Eine Benachteiligung wegen eines in § 1 Allgemeines Gleichbehandlungsgesetz (AGG) genannten Grundes ist nur dann zu vermuten, wenn Indizien vorliegen, die mit "überwiegender Wahrscheinlichkeit" darauf schließen lassen, dass ein in § 1 AGG genannter Grund ursächlich für die Benachteiligung war. Die "Möglichkeit" einer Ursächlichkeit reicht nicht aus, wie das Bundesarbeitsgericht (BAG) betont. Über die Klage eines Schwerbehinderten auf Schadenersatz nach dem AGG wegen unterbliebener Erhöhung der Wochenarbeitszeit muss die Vorinstanz deswegen jetzt noch einmal befinden.

Der Kläger, der seit Dezember 2011 als schwerbehinderter Mensch anerkannt ist, ist bei der Beklagten, die einen Express-Versand und Transport-Service betreibt, in deren Station als Kurier mit einer wöchentlichen Arbeitszeit von 27,5 Stunden beschäftigt. Im Juni 2013 verteilte die Beklagte ein Stundenvolumen von insgesamt 66,5 Stunden – unbefristet – an 14 teilzeitbeschäftigte Kuriere und schloss mit diesen entsprechende Änderungsverträge ab. Dabei wurden bis auf den Kläger, der mehrfach um eine Erhöhung seiner Wochenstundenzahl gebeten hatte, und einen weiteren Mitarbeiter, der erst im Januar 2013 in die Station gewechselt war, sämtliche Teilzeitmitarbeiter mit Wunsch auf eine Stundenerhöhung berücksichtigt. Der Kläger verlangt eine Erhöhung seiner wöchentlichen Arbeitszeit unter entsprechender Vertragsänderung. In der Berufungsinstanz hat er seine Klage erweitert und zusätzlich hilfsweise einen Schadenersatzanspruch nach § 15 Absatz 1 AGG in Höhe der ihm entgangenen Vergütung geltend gemacht.
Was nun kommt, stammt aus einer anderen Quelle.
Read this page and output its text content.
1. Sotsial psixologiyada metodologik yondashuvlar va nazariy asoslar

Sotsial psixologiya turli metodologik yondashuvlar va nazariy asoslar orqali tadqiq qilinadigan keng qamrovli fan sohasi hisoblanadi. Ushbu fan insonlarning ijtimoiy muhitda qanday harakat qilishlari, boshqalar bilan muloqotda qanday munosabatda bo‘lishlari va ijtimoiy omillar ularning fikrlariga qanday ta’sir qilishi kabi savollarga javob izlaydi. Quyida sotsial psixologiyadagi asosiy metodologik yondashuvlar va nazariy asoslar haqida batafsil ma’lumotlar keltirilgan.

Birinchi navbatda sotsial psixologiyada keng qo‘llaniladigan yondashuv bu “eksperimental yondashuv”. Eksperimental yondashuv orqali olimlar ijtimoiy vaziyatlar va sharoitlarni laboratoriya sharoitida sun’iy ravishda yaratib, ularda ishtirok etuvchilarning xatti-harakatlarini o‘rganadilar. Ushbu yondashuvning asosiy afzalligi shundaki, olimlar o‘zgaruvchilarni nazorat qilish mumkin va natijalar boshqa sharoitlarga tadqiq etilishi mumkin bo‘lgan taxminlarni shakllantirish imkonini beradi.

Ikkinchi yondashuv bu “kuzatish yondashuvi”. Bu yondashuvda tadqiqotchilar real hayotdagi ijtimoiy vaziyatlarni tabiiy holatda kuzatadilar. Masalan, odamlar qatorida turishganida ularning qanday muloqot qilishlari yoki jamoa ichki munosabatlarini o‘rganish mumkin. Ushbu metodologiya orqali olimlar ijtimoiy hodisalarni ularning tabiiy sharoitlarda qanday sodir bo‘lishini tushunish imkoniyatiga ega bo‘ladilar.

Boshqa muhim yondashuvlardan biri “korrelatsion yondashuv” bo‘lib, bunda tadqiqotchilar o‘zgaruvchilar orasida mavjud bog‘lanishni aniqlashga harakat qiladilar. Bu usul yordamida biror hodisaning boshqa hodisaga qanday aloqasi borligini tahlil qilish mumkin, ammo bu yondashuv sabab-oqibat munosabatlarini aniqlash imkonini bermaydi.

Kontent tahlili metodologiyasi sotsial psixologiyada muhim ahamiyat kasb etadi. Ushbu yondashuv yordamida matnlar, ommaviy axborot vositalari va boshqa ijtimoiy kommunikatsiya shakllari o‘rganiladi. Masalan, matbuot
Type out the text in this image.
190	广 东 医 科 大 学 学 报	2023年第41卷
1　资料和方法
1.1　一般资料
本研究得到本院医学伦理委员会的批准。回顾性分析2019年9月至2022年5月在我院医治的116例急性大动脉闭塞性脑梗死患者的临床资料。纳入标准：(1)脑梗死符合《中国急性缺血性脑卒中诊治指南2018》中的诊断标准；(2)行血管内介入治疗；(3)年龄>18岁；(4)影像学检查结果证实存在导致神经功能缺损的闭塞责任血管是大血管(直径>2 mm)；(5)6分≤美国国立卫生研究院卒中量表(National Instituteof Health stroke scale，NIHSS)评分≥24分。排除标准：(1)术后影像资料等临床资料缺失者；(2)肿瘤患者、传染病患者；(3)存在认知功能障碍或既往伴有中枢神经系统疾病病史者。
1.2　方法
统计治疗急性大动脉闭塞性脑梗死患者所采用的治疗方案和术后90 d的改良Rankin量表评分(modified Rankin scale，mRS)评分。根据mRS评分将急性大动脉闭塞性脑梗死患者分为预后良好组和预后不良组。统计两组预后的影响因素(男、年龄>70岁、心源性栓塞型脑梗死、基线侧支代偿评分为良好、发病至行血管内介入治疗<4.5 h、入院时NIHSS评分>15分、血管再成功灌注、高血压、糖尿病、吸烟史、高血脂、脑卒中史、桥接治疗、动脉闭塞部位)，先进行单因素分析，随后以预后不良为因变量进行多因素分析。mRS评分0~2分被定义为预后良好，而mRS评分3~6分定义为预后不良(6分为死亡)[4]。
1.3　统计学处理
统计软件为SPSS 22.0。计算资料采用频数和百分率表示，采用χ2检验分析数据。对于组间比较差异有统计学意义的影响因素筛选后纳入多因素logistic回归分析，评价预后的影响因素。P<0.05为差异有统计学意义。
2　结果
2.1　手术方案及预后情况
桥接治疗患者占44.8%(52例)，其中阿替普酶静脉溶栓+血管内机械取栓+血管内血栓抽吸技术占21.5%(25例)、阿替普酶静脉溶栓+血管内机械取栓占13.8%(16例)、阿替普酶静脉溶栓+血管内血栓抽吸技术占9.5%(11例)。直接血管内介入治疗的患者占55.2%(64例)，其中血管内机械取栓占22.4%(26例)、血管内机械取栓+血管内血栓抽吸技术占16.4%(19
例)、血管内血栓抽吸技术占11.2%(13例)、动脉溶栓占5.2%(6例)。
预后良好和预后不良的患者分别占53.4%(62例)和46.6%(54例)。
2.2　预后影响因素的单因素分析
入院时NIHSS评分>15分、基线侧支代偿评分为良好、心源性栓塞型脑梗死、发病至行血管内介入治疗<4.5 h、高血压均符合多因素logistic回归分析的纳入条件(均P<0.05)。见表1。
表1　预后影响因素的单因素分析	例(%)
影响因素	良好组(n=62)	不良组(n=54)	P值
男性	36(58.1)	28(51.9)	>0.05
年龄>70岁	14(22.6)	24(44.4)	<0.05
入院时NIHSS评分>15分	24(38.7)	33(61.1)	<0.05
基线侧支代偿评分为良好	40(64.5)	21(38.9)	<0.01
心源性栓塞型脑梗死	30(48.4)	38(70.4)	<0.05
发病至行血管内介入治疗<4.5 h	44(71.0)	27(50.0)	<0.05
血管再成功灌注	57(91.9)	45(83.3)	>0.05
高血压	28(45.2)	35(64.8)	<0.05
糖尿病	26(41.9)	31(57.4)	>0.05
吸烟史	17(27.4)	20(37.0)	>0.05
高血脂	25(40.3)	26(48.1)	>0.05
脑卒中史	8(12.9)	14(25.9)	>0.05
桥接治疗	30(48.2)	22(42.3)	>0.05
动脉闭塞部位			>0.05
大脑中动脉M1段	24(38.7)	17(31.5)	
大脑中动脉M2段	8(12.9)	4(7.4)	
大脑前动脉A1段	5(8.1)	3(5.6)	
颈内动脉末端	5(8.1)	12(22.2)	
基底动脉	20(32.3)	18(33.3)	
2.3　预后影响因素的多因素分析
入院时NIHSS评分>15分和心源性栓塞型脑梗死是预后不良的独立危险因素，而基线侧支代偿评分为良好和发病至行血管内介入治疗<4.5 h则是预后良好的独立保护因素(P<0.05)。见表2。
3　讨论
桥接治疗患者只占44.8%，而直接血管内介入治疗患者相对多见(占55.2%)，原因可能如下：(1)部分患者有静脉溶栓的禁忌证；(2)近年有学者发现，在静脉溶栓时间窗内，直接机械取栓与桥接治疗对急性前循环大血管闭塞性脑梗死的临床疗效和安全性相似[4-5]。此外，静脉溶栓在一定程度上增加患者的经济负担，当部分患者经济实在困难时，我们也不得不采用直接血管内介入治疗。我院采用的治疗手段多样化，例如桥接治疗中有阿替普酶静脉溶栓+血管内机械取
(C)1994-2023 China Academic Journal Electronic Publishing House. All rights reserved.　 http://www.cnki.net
Zur Begründung hat er sich darauf berufen, die Beklagte habe ihn bei der Vergabe der Stundenerhöhungen wegen seiner Schwerbehinderung benachteiligt.

Das Arbeitsgericht hat die Klage abgewiesen. Auf die Berufung des Klägers hat das Landesarbeitsgericht (LAG) dem Kläger – unter Zurückweisung seiner Berufung im Übrigen – Schadenersatz in Höhe des ihm entgangenen Verdienstes zugesprochen. Die hiergegen gerichtete Revision der Beklagten hatte vor dem BAG Erfolg. Das LAG durfte der Klage nicht mit der Begründung stattgeben, es lägen Indizien im Sinne von § 22 AGG vor, die eine Benachteiligung des Klägers wegen seiner Schwerbehinderung vermuten ließen und die Beklagte habe diese Vermutung nicht widerlegt. Das LAG habe verkannt, dass die Vermutung einer Benachteiligung wegen eines in § 1 AGG genannten Grundes nur besteht, wenn Indizien vorliegen, die mit "überwiegender Wahrscheinlichkeit" darauf schließen lassen, dass ein in § 1 AGG genannter Grund ursächlich für die Benachteiligung war und dass damit die vom LAG angenommene "Möglichkeit" einer Ursächlichkeit nicht ausreicht. Aufgrund der bislang vom LAG getroffenen Feststellungen habe das BAG den Rechtsstreit allerdings nicht abschließend entscheiden können. Es hat die Sache deshalb zur neuen Verhandlung und Entscheidung an das LAG zurückverwiesen.